If the list is already sorted in reverse order, you can leave out the sortBy (comparing Down).

Answer 2

This solution is fairly similar to Willem's, except that it doesn't explicitly use recursion. Many style guides, including the Haskell wiki, suggest to avoid explicit recursion if there's a simple implementation involving higher-order functions. In your case, your function is a pretty straightforward use of scanl, which folds a list with an accumulating value (in your case, the accumulator is the current rank and score) and stores the intermediate results.

ranks :: Eq a => [a] -> [(a, Int)]
-- Handle the empty case trivially.
ranks [] = []
-- Scan left-to-right. The first element of the result should always
-- have rank 1, hence the `(x, 1)' for the starting conditions.
ranks (x:xs) = scanl go (x, 1) xs
    -- The actual recursion is handled by `scanl'. `go' just
    -- handles each specific iteration.
    where go (curr, rank) y
              -- If the "current" score equals the next element,
              -- don't change the rank.
              | curr == y = (curr, rank)
              -- If they're not equal, increment the rank and
              -- move on.
              | otherwise = (y, rank + 1)

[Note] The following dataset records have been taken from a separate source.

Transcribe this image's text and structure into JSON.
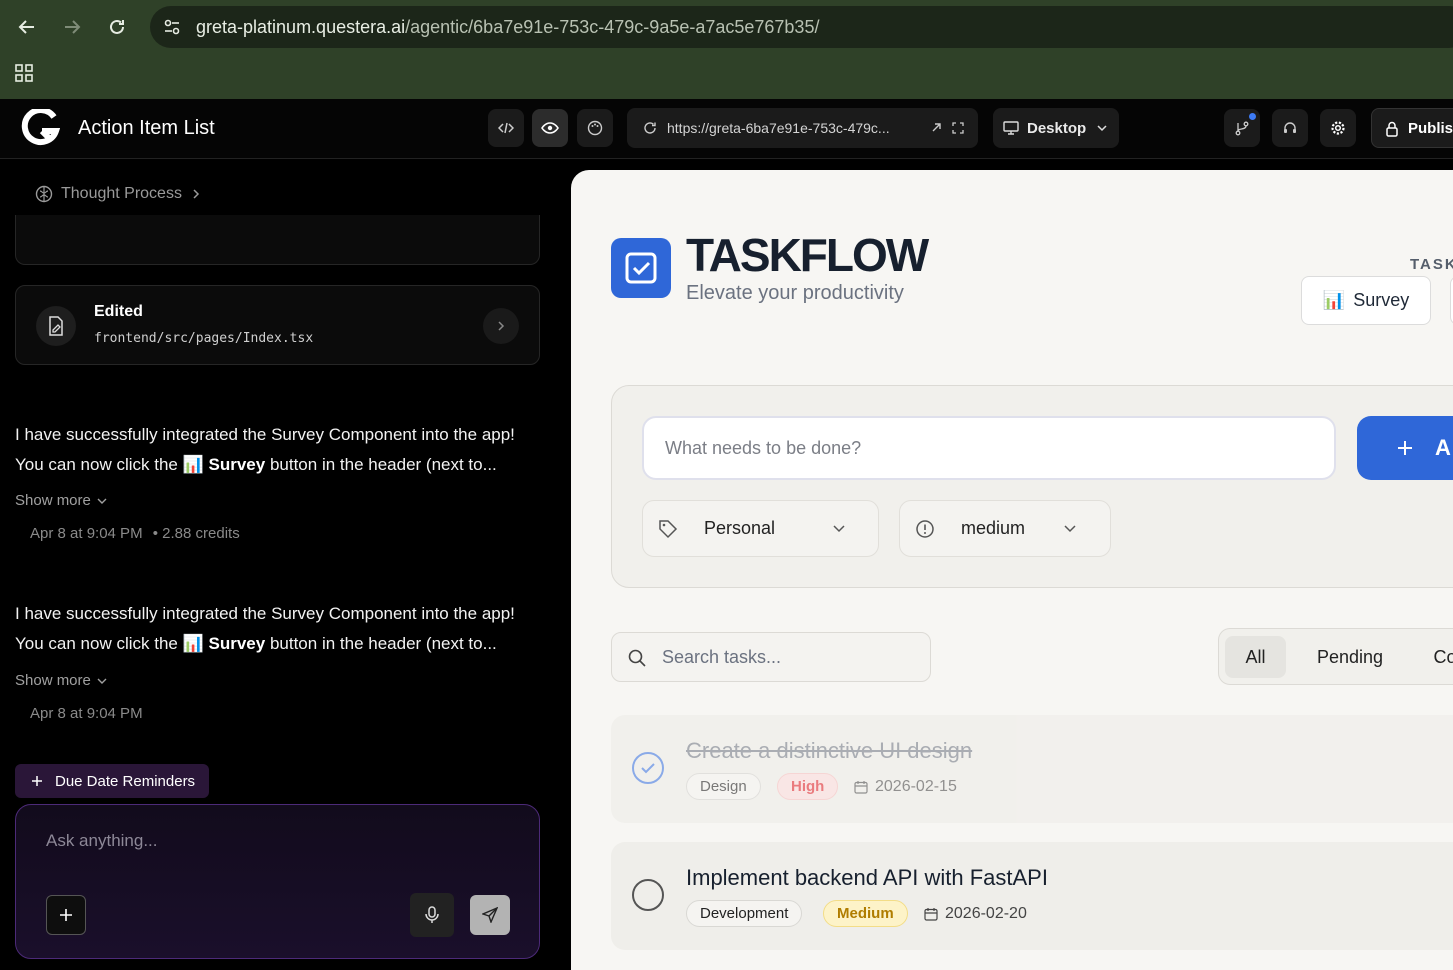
{
  "browser": {
    "url_host": "greta-platinum.questera.ai",
    "url_path": "/agentic/6ba7e91e-753c-479c-9a5e-a7ac5e767b35/"
  },
  "appbar": {
    "title": "Action Item List",
    "preview_url": "https://greta-6ba7e91e-753c-479c...",
    "device": "Desktop",
    "publish": "Publish"
  },
  "chat": {
    "thought_process": "Thought Process",
    "edited_title": "Edited",
    "edited_path": "frontend/src/pages/Index.tsx",
    "messages": [
      {
        "line1": "I have successfully integrated the Survey Component into the app!",
        "line2_pre": "You can now click the",
        "emoji": "📊",
        "line2_bold": "Survey",
        "line2_post": "button in the header (next to...",
        "show_more": "Show more",
        "time": "Apr 8 at 9:04 PM",
        "credits": "• 2.88 credits"
      },
      {
        "line1": "I have successfully integrated the Survey Component into the app!",
        "line2_pre": "You can now click the",
        "emoji": "📊",
        "line2_bold": "Survey",
        "line2_post": "button in the header (next to...",
        "show_more": "Show more",
        "time": "Apr 8 at 9:04 PM",
        "credits": ""
      }
    ],
    "suggestion_chip": "Due Date Reminders",
    "composer_placeholder": "Ask anything..."
  },
  "preview": {
    "brand": "TASKFLOW",
    "tagline": "Elevate your productivity",
    "task_label": "TASK",
    "survey_button": "Survey",
    "survey_emoji": "📊",
    "input_placeholder": "What needs to be done?",
    "add_button": "A",
    "category": "Personal",
    "priority": "medium",
    "search_placeholder": "Search tasks...",
    "filters": [
      "All",
      "Pending",
      "Co"
    ],
    "tasks": [
      {
        "title": "Create a distinctive UI design",
        "category": "Design",
        "priority": "High",
        "due": "2026-02-15",
        "done": true
      },
      {
        "title": "Implement backend API with FastAPI",
        "category": "Development",
        "priority": "Medium",
        "due": "2026-02-20",
        "done": false
      }
    ]
  },
  "colors": {
    "browser_chrome": "#2f4128",
    "accent_blue": "#2f67d8",
    "composer_border": "#4c2a78",
    "high_priority": "#e5484d",
    "medium_priority": "#b07d00"
  }
}
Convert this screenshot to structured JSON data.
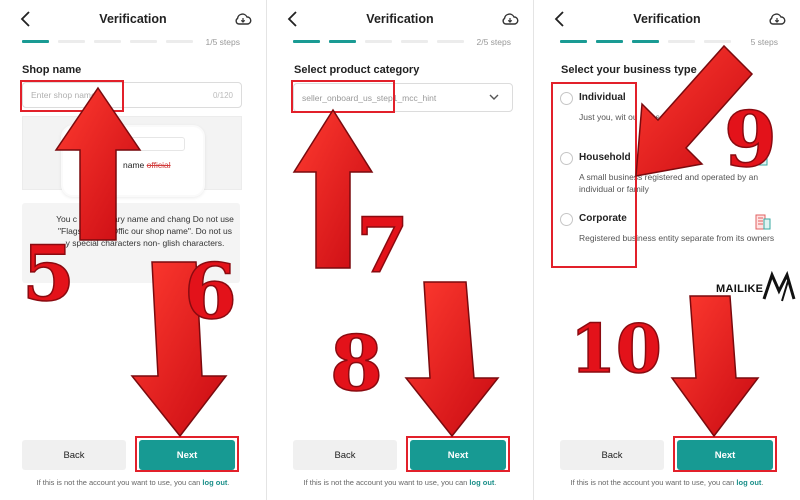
{
  "panels": [
    {
      "title": "Verification",
      "steps": "1/5 steps",
      "active_segments": 1,
      "section_title": "Shop name",
      "input": {
        "placeholder": "Enter shop name",
        "counter": "0/120"
      },
      "illustration": {
        "search_text": "Se",
        "name": "name",
        "struck": "official"
      },
      "hint_text": "You c        a temporary name and chang         Do not use \"Flagship\" or \"Offic         our shop name\". Do not us         y      special characters      non-         glish characters.",
      "back_label": "Back",
      "next_label": "Next",
      "footer_text": "If this is not the account you want to use, you can ",
      "footer_link": "log out",
      "footer_end": "."
    },
    {
      "title": "Verification",
      "steps": "2/5 steps",
      "active_segments": 2,
      "section_title": "Select product category",
      "select_value": "seller_onboard_us_step1_mcc_hint",
      "back_label": "Back",
      "next_label": "Next",
      "footer_text": "If this is not the account you want to use, you can ",
      "footer_link": "log out",
      "footer_end": "."
    },
    {
      "title": "Verification",
      "steps": "5 steps",
      "active_segments": 3,
      "section_title": "Select your business type",
      "options": [
        {
          "title": "Individual",
          "desc": "Just you, wit       ou        ess setup or regist"
        },
        {
          "title": "Household",
          "desc": "A small business registered and operated by an individual or family"
        },
        {
          "title": "Corporate",
          "desc": "Registered business entity separate from its owners"
        }
      ],
      "back_label": "Back",
      "next_label": "Next",
      "footer_text": "If this is not the account you want to use, you can ",
      "footer_link": "log out",
      "footer_end": "."
    }
  ],
  "annotations": {
    "numbers": [
      "5",
      "6",
      "7",
      "8",
      "9",
      "10"
    ]
  },
  "watermark": {
    "text": "MAILIKE"
  },
  "colors": {
    "accent": "#179a93",
    "annotation_red": "#e2202a",
    "progress_inactive": "#ececec"
  },
  "icons": [
    "back-arrow-icon",
    "cloud-icon",
    "chevron-down-icon",
    "search-icon"
  ]
}
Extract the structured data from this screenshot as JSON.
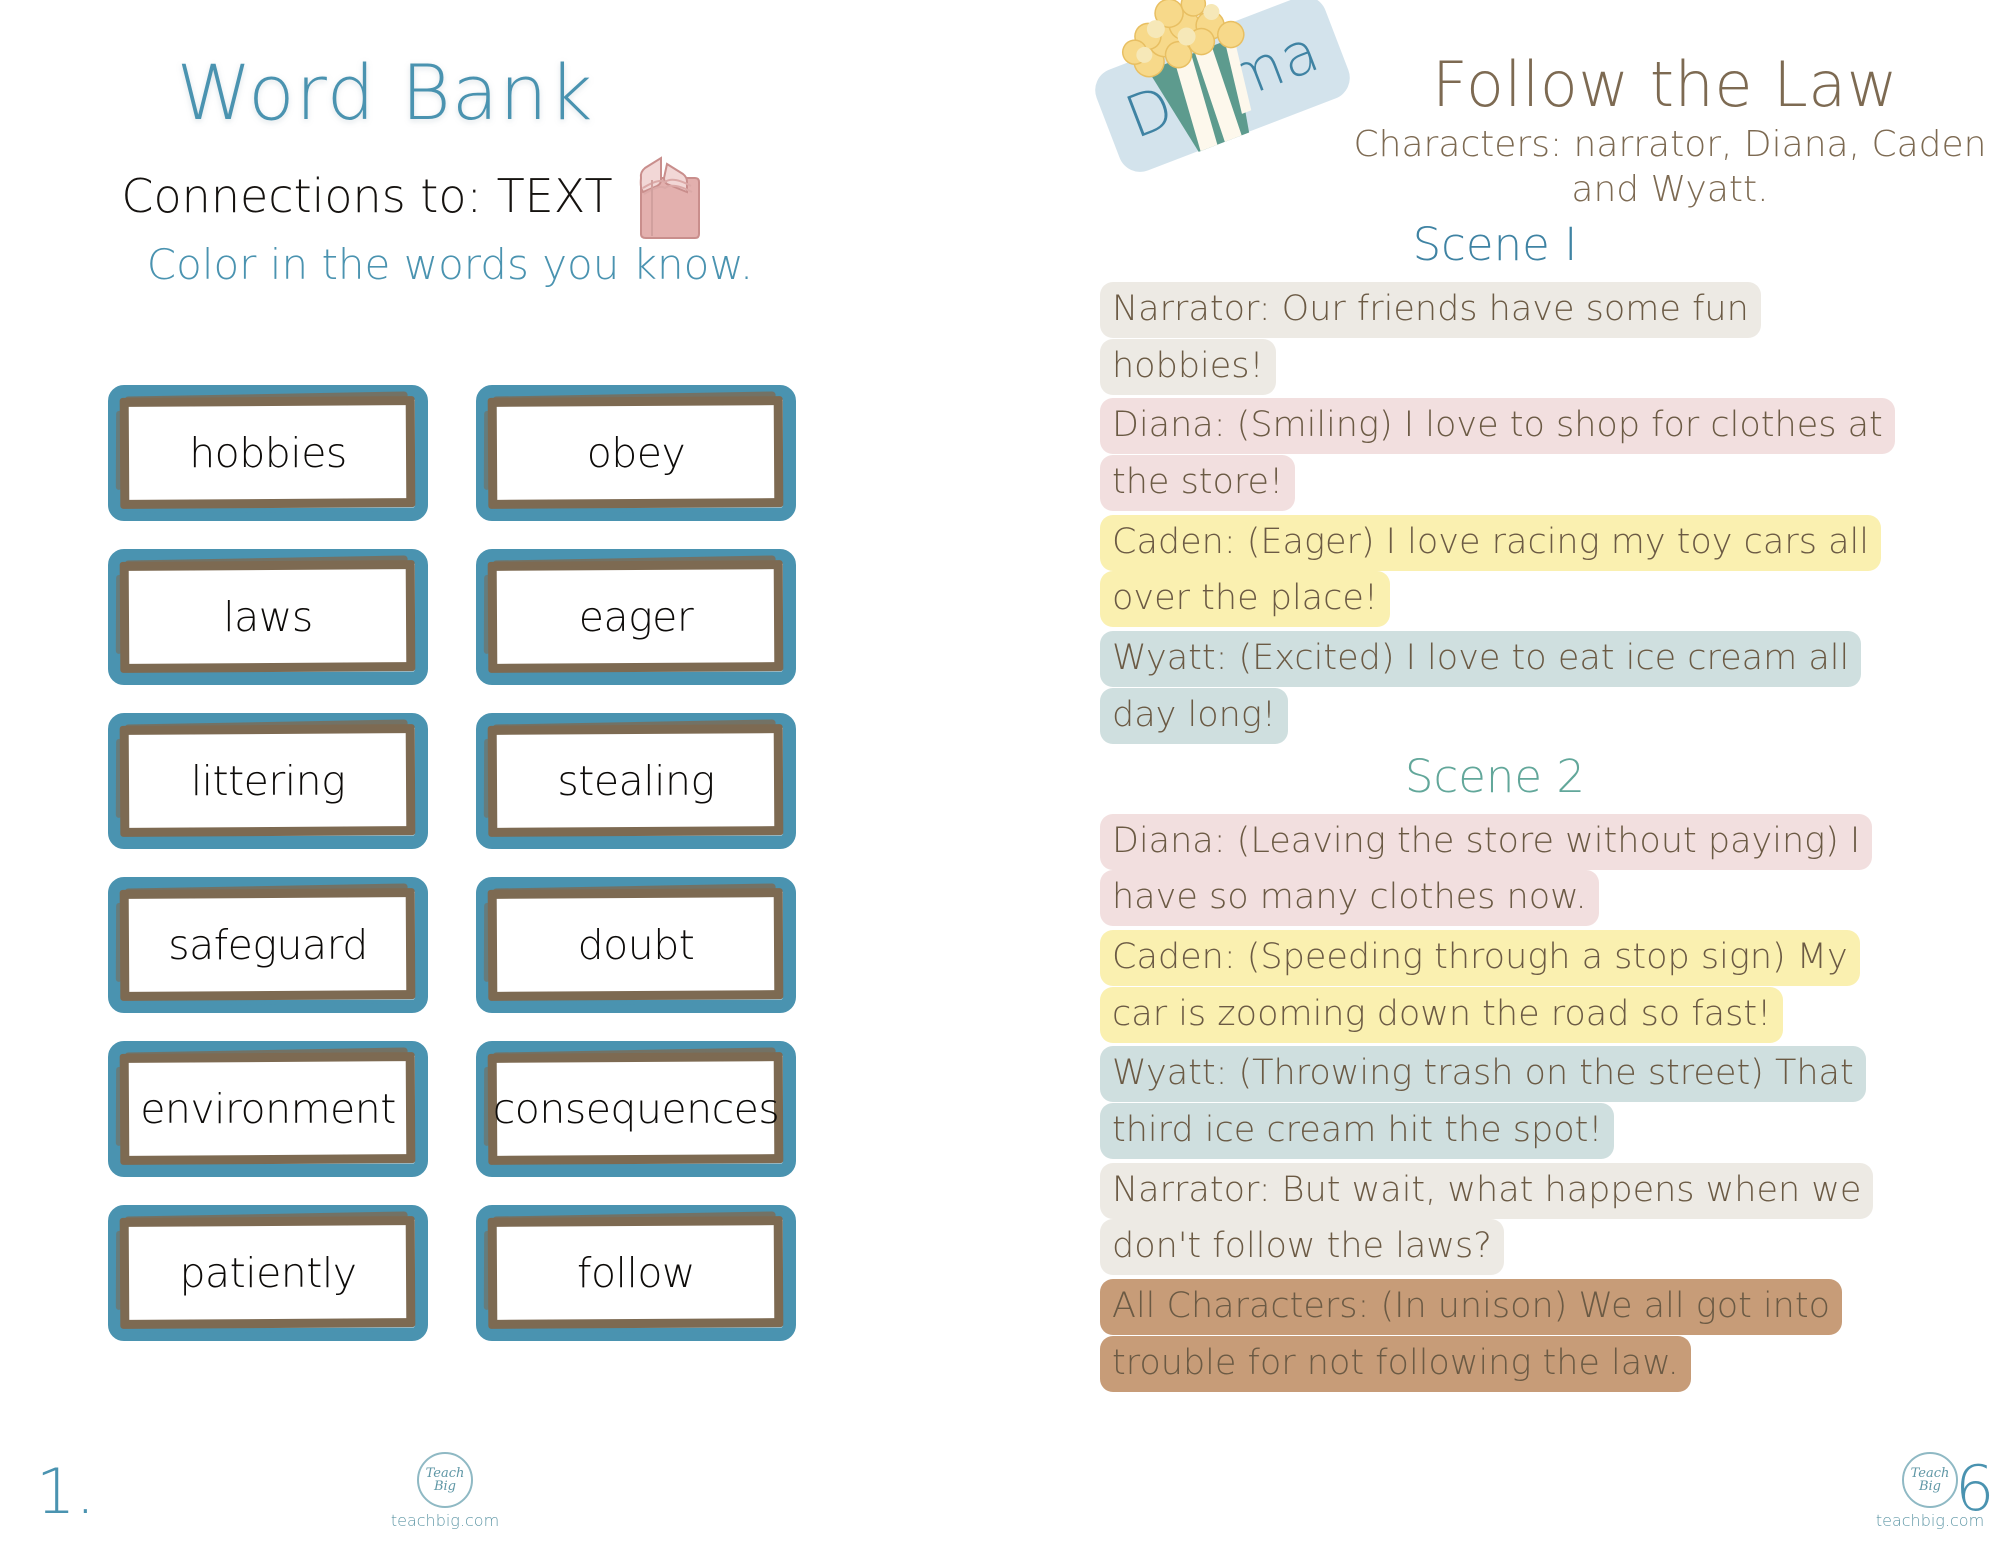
{
  "left_page": {
    "title": "Word Bank",
    "subtitle": "Connections to:  TEXT",
    "instruction": "Color in the words you know.",
    "book_icon": "book-icon",
    "words": [
      "hobbies",
      "obey",
      "laws",
      "eager",
      "littering",
      "stealing",
      "safeguard",
      "doubt",
      "environment",
      "consequences",
      "patiently",
      "follow"
    ],
    "page_number": "1."
  },
  "right_page": {
    "badge_label": "Drama",
    "popcorn_icon": "popcorn-icon",
    "title": "Follow the Law",
    "characters": "Characters: narrator, Diana, Caden and Wyatt.",
    "scene_1_heading": "Scene I",
    "scene_2_heading": "Scene 2",
    "scene_1_lines": [
      {
        "speaker": "narrator",
        "text": "Narrator:  Our friends have some fun hobbies!"
      },
      {
        "speaker": "diana",
        "text": "Diana: (Smiling) I love to shop for clothes at the store!"
      },
      {
        "speaker": "caden",
        "text": "Caden: (Eager) I love racing my toy cars all over the place!"
      },
      {
        "speaker": "wyatt",
        "text": "Wyatt: (Excited) I love to eat ice cream all day long!"
      }
    ],
    "scene_2_lines": [
      {
        "speaker": "diana",
        "text": "Diana: (Leaving the store without paying) I have so many clothes now."
      },
      {
        "speaker": "caden",
        "text": "Caden: (Speeding through a stop sign) My car is zooming down the road so fast!"
      },
      {
        "speaker": "wyatt",
        "text": "Wyatt: (Throwing trash on the street) That third ice cream hit the spot!"
      },
      {
        "speaker": "narrator",
        "text": "Narrator: But wait, what happens when we don't follow the laws?"
      },
      {
        "speaker": "all",
        "text": "All Characters: (In unison) We all got into trouble for not following the law."
      }
    ],
    "page_number": "6."
  },
  "footer": {
    "logo_mark": "Teach Big",
    "logo_url": "teachbig.com"
  },
  "colors": {
    "teal": "#4a93b0",
    "brown": "#7d6a52",
    "scene2_green": "#62a79a",
    "hl_narrator": "#edeae4",
    "hl_diana": "#f2dfdf",
    "hl_caden": "#faf0b0",
    "hl_wyatt": "#cfdfdf",
    "hl_all": "#c79c78",
    "badge_bg": "#d3e3ec",
    "book_pink": "#e3b0ae"
  }
}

By avoiding explicit recursion, it's arguably easier to see at a glance what the function does. I can look at this, immediately see the scanl, and know that the function will be iterating over the list left-to-right with some state (the rank) and producing intermediate results.

Answer 3

We can write a recursive algorithm that maintains a state: the current rank it is assigning. The algorithm each time looks two elements far. In case the next element is the same, the rank is not incremented, otherwise it is.

We thus can implement it like:

rank :: Eq a => [a] -> [(a, Int)]
rank = go 1
    where go i (x:xr@(x2:_)) = (x, i) : go'
              where go' | x == x2 = go i xr
                        | otherwise = go (i+1) xr
          go i [x] = [(x, i)]
          go _ [] = []

We thus specify that rank = go 1, we thus "initialize" a state with 1. Each time we check with go if the list contains at least two elements. If that is the case, we first emit the first element with the state (x, i), and then we perform recursion on the rest xr. Depending on whether the first element x is equal to the second element x2, we do or do not increment the state. In case the list only contains one element x, we thus return [(x, i)], and in case the list contains no elements at all, we return the empty list.

Note that this assumes that the scores are already in descending order (or in an order from "best" to "worst", since in some games the "score" is sometimes a negative thing). We can however use a sort step as pre-processing if that would not be the case.